Matching is a statistical technique which is used to evaluate the effect of a treatment by comparing the treated and the non-treated units in an observational study or quasi-experiment. The goal of matching is, for every treated unit, to find one non-treated unit with similar observable characteristics against whom the effect of the treatment can be assessed. By matching treated units to similar non-treated units, matching enables a comparison of outcomes among treated and non-treated units to estimate the effect of the treatment reducing bias due to confounding.
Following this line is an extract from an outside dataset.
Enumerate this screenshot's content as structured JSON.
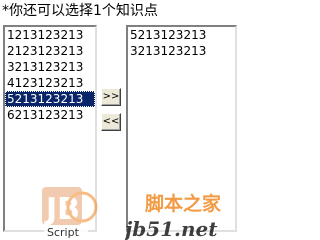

Propensity score matching, an early matching technique, was developed as part of the Rubin causal model, but has been shown to increase model dependence, bias, inefficiency, and power and is no longer recommended compared to other matching methods.
Matching has been promoted by Donald Rubin. It was prominently criticized in economics by LaLonde, who compared estimates of treatment effects from an experiment to comparable estimates produced with matching methods and showed that matching methods are biased. Dehejia and Wahba reevaluated LaLonde's critique and showed that matching is a good solution. Similar critiques have been raised in political science and sociology journals.

Analysis

When the outcome of interest is binary, the most general tool for the analysis of matched data is conditional logistic regression as it handles strata of arbitrary size and continuous or binary treatments and can control for covariates. In particular cases, simpler tests like paired difference test, McNemar test and Cochran-Mantel-Haenszel test are available.
When the outcome of interest is continuous, estimation of the average treatment effect is performed.
Matching can also be used to "pre-process" a sample before analysis via another technique, such as regression analysis.

Overmatching

Overmatching is matching for an apparent mediator that actually is a result of the exposure. If the mediator itself is stratified, an obscured relation of the exposure to the disease would highly be likely to be induced. Overmatching thus causes statistical bias.
For example, matching the control group by gestation length and/or the number of multiple births when estimating perinatal mortality and birthweight after in vitro fertilization is overmatching, since IVF itself increases the risk of premature birth and multiple birth.
It may be regarded as a sampling bias in decreasing the external validity of a study, because the controls become more similar to the cases in regard to exposure than the general population.